Vi ricordate la storia dei “limiti dello sviluppo“? Era uno studio pubblicato nel 1972 a cura del Club di Roma, un gruppo di scienziati e pensatori fondato da Aurelio Peccei nel 1968. Uno studio rivoluzionario, sia come metodi che come conclusioni: non era la prima volta che qualcuno faceva notare che una crescita infinita non è possibile su un pianeta finito, ma era il primo studio scientifico quantitativo che cercava di determinare quali fossero i limiti e che traiettoria l’economia umana avrebbe potuto seguire prima e dopo averli raggiunti.

Purtroppo, lo studio non fu capito: molti lo presero semplicemente come una profezia di sventura e pochissimi si resero conto del messaggio di speranza che conteneva. Lo studio ci diceva come fare per evitare il disastro che ci sarebbe caduto addosso se avessimo continuato a crescere fino a oltrepassare i limiti. Lo studio fu attaccato, criticato, demonizzato, ridicolizzato, tutto su basi politiche e ideologiche – ma è così che vanno le cose nel nostro mondo (e incidentalmente il titolo fu anche tradotto male in italiano: quello originale era “I limiti alla crescita“, non allo sviluppo).

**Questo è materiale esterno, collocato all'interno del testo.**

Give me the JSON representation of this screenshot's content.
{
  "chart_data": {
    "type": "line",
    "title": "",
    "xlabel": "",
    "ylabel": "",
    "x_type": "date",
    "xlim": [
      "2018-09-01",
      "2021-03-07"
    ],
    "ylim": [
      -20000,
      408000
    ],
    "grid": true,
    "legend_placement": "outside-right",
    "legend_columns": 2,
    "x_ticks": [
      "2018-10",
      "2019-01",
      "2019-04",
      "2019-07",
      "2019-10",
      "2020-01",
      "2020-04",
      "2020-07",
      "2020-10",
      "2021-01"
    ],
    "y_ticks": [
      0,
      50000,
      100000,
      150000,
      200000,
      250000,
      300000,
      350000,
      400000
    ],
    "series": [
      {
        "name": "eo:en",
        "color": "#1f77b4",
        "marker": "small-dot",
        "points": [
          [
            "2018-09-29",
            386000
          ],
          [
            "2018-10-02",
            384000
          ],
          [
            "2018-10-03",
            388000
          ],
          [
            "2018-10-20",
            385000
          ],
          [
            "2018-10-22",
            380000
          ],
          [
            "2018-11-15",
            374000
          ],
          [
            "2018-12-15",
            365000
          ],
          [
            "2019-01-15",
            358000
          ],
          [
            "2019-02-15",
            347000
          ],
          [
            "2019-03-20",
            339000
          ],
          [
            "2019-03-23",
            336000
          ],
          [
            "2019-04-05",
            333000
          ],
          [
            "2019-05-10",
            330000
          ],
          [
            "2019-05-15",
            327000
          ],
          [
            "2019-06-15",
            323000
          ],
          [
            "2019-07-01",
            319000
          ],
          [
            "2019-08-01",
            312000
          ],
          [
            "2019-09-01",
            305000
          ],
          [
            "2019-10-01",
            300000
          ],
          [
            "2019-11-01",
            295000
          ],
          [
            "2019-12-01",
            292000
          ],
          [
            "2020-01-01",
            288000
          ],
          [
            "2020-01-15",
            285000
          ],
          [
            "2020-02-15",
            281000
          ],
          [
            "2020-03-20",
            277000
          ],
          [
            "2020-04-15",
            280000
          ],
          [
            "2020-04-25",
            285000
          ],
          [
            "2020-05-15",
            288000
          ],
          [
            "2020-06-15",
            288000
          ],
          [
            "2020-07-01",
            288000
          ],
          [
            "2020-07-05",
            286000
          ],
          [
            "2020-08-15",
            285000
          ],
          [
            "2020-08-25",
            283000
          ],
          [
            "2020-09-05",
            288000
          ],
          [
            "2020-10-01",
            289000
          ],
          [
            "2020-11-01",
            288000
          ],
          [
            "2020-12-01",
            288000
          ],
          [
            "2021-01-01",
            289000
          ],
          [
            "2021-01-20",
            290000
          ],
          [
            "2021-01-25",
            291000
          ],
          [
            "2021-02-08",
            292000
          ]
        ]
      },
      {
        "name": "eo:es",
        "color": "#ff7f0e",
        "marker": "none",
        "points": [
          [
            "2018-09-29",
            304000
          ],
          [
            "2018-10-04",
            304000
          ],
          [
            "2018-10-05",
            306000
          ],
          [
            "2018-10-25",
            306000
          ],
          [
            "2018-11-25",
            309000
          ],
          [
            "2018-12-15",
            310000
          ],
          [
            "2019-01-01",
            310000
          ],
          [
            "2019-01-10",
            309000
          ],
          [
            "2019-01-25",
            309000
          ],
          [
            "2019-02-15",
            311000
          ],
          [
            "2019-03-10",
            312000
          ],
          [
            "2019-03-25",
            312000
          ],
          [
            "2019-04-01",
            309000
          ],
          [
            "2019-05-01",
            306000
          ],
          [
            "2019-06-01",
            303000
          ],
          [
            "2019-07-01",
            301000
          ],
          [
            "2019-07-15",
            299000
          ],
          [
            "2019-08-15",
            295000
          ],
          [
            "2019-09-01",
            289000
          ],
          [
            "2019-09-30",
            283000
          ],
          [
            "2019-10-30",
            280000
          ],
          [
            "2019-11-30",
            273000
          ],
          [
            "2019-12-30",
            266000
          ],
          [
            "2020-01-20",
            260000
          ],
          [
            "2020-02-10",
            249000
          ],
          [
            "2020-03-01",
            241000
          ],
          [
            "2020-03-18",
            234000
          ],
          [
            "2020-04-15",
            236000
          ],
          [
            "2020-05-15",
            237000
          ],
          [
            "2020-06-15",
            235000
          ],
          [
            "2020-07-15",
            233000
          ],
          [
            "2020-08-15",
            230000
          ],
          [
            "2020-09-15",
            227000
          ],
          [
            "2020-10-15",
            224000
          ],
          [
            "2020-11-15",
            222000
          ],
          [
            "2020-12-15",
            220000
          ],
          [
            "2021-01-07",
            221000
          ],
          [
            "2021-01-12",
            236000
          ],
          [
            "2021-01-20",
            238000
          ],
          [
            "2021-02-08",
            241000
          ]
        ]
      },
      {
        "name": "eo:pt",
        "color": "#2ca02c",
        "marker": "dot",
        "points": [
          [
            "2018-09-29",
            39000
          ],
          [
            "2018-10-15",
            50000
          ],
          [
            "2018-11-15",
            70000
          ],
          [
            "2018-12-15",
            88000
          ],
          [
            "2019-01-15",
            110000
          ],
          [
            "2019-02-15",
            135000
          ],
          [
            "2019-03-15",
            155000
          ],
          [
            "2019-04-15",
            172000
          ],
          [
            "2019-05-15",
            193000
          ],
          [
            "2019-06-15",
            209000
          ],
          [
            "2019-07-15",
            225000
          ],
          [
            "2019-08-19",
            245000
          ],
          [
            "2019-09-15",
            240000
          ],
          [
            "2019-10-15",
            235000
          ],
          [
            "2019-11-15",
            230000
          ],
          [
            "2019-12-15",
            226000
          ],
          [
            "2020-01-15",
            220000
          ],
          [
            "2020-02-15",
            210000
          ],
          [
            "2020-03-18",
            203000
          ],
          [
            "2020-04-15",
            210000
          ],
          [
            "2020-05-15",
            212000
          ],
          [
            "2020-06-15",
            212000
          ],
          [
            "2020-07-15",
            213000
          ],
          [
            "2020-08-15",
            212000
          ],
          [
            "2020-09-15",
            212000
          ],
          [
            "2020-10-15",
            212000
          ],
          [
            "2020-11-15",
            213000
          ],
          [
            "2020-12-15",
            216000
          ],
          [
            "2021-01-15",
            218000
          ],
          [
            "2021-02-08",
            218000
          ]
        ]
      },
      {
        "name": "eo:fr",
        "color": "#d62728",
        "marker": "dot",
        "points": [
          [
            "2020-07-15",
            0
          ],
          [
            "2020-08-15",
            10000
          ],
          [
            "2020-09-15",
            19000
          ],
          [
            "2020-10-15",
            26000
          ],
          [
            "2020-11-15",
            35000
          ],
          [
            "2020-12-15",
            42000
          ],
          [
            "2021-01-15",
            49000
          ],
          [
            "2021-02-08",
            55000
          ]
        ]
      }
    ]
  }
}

Dopo tutti gli attacchi ricevuti, poteva sembrare che il Club di Roma fosse sparito dalla faccia della Terra, un dinosauro colpito da un asteroide ideologico. Invece no, il Club ha continuato a esistere e a lavorare e il mese scorso ha celebrato il suo cinquantenario a Roma all’Istituto patristico Augustinianum, con un convegno molto partecipato dal pubblico che ha visto la presenza di esponenti della scienza e della politica.

Il cinquantenario del Club di Roma è stato l’occasione per rivedere e ripensare la storia dello studio sui “limiti dello sviluppo,” che ormai si approssima al cinquantenario anche quello. A fare la valutazione ci ha pensato Jorgen Randers, scienziato norvegese, uno degli autori originali del rapporto del 1972, che ha parlato al convegno. Esaminando gli scenari del rapporto, Randers ha mostrato come lo studio descrivesse abbastanza bene la traiettoria del mondo reale nell’arco dei passati 50 anni o quasi. Dei vari scenari proposti, quello che ha funzionato meglio è quello che considerava l’inquinamento come il fattore negativo principale che avrebbe potuto portare al collasso del sistema industriale e della popolazione umana. Questo – ovviamente – se non avessimo fatto nulla per limitare l’inquinamento, soprattutto in forma di riscaldamento globale. E, sfortunatamente, abbiamo fatto ben poco, almeno finora.

Così, dopo tanta polemica, stiamo assistendo a un ritorno dei concetti che Aurelio Peccei aveva esaminato per primo già negli anni 60: il fatto che l’umanità si trova a vivere su un pianeta limitato, un'”astronave terra” che viaggia nello spazio e del cui buon funzionamento siamo tutti responsabili. La grande intuizione di Peccei era che avremmo dovuto gestire questo nostro pianeta-astronave tutti insieme e con saggezza, evitando di combatterci fra di noi per accaparrarsi quello che ci serve. Purtroppo non lo abbiamo fatto e siamo di fronte a una grande corsa per accaparrarsi quel poco che resta delle risorse naturali – in particolare in termini di combustibili fossili – senza preoccuparsi degli enormi danni in termini di riscaldamento globale che le emissioni di gas serra stanno già causando e che causeranno sempre di più nel futuro.

C’è ancora tempo per invertire la rotta? Forse no, ma dobbiamo perlomeno provarci.